GIpred: a computational tool for prediction of GIGANTEA proteins using machine learning algorithm.

作者信息

Meher Prabina Kumar, Dash Sagarika, Sahu Tanmaya Kumar, Satpathy Subhrajit, Pradhan Sukanta Kumar

机构信息

ICAR-Indian Agricultural Statistics Research Institute, New Delhi, India.

Division of Statistical Genetics, ICAR-IASRI, New Delhi-12, India.

出版信息

Physiol Mol Biol Plants. 2022 Jan;28(1):1-16. doi: 10.1007/s12298-022-01130-6. Epub 2022 Jan 24.

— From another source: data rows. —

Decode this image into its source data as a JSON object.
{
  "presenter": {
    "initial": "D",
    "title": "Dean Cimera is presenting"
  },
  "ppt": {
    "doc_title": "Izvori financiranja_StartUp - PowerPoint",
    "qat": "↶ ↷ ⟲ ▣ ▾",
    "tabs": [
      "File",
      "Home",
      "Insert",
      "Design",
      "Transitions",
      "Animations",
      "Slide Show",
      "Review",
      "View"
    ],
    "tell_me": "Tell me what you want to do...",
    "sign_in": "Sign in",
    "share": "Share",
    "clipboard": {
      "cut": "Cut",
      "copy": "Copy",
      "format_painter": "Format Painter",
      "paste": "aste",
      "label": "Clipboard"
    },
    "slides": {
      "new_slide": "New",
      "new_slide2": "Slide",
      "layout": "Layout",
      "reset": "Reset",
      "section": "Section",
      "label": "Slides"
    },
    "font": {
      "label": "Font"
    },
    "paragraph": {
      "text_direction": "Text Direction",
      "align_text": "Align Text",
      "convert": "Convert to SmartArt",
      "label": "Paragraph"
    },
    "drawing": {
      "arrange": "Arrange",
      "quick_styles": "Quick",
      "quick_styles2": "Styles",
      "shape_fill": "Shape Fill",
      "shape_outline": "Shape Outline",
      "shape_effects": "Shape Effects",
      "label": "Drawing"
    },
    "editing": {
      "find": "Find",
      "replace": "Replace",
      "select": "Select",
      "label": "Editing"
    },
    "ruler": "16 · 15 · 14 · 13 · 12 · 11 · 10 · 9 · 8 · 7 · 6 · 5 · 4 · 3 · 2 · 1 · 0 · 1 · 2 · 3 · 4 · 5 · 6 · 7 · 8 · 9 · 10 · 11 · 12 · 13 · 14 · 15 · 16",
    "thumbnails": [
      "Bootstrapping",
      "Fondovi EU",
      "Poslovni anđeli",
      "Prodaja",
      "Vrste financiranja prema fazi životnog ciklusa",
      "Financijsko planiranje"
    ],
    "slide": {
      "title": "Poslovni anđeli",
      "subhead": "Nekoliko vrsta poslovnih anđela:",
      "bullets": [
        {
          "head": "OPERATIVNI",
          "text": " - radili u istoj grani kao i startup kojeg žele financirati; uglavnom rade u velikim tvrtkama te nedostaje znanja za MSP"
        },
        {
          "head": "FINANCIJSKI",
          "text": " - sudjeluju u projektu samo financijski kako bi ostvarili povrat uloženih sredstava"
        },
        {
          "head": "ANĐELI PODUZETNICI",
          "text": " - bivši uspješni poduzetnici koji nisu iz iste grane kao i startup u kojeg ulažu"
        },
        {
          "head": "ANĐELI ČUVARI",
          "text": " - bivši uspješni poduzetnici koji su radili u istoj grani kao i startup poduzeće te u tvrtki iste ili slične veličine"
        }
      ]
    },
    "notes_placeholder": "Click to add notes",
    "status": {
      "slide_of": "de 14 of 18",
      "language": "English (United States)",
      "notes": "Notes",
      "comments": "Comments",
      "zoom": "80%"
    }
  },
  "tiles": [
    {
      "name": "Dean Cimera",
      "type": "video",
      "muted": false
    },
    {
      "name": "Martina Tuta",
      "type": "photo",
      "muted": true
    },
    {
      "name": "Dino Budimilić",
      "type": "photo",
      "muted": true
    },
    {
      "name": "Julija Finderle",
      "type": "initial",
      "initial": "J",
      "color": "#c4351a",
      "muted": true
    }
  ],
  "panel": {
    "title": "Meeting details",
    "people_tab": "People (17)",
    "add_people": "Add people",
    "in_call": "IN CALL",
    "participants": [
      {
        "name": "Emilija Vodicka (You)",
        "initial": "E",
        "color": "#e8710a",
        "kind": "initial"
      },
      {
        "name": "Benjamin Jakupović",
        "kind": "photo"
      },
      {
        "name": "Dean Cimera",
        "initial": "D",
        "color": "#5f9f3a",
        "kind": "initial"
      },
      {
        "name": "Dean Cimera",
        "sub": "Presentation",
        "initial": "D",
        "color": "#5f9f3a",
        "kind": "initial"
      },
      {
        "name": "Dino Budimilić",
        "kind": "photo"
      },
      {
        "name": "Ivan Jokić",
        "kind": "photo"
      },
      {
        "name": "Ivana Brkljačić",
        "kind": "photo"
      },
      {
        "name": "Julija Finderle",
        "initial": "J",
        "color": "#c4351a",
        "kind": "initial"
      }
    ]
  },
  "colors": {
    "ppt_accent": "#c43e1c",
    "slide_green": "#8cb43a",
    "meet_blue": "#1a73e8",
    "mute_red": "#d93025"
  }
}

DOI:10.1007/s12298-022-01130-6
PMID:35221569
原文链接:https://pmc.ncbi.nlm.nih.gov/articles/PMC8847649/
Abstract

UNLABELLED

In plants, GIGANTEA (GI) protein plays different biological functions including carbon and sucrose metabolism, cell wall deposition, transpiration and hypocotyl elongation. This suggests that GI is an important class of proteins. So far, the resource-intensive experimental methods have been mostly utilized for identification of GI proteins. Thus, we made an attempt in this study to develop a computational model for fast and accurate prediction of GI proteins. Ten different supervised learning algorithms i.e., SVM, RF, JRIP, J48, LMT, IBK, NB, PART, BAGG and LGB were employed for prediction, where the amino acid composition (AAC), FASGAI features and physico-chemical (PHYC) properties were used as numerical inputs for the learning algorithms. Higher accuracies i.e., 96.75% of AUC-ROC and 86.7% of AUC-PR were observed for SVM coupled with AAC + PHYC feature combination, while evaluated with five-fold cross validation. With leave-one-out cross validation, 97.29% of AUC-ROC and 87.89% of AUC-PR were respectively achieved. While the performance of the model was evaluated with an independent dataset of 18 GI sequences, 17 were observed as correctly predicted. We have also performed proteome-wide identification of GI proteins in wheat, followed by functional annotation using Gene Ontology terms. A prediction server "GIpred" is freely accessible at http://cabgrid.res.in:8080/gipred/ for proteome-wide recognition of GI proteins.

SUPPLEMENTARY INFORMATION

The online version contains supplementary material available at 10.1007/s12298-022-01130-6.

摘要

未标注

在植物中,巨大蛋白(GIGANTEA,GI)发挥着不同的生物学功能,包括碳和蔗糖代谢、细胞壁沉积、蒸腾作用以及下胚轴伸长。这表明GI是一类重要的蛋白质。到目前为止,资源密集型的实验方法大多用于GI蛋白的鉴定。因此,我们在本研究中尝试开发一种计算模型,用于快速准确地预测GI蛋白。使用了十种不同的监督学习算法,即支持向量机(SVM)、随机森林(RF)、JRIP、J48、LMT、IBK、朴素贝叶斯(NB)、PART、BAGG和LightGBM(LGB)进行预测,其中氨基酸组成(AAC)、FASGAI特征和物理化学(PHYC)性质被用作学习算法的数值输入。在五折交叉验证评估中,支持向量机与AAC + PHYC特征组合的预测准确率较高,AUC-ROC为96.75%,AUC-PR为86.7%。采用留一法交叉验证时,分别实现了97.29%的AUC-ROC和87.89%的AUC-PR。当使用包含18个GI序列的独立数据集评估模型性能时,观察到17个被正确预测。我们还对小麦中的GI蛋白进行了全蛋白质组鉴定,随后使用基因本体术语进行功能注释。预测服务器“GIpred”可在http://cabgrid.res.in:8080/gipred/免费访问,用于全蛋白质组范围内GI蛋白的识别。

补充信息

在线版本包含可在10.1007/s12298-022-01130-6获取的补充材料。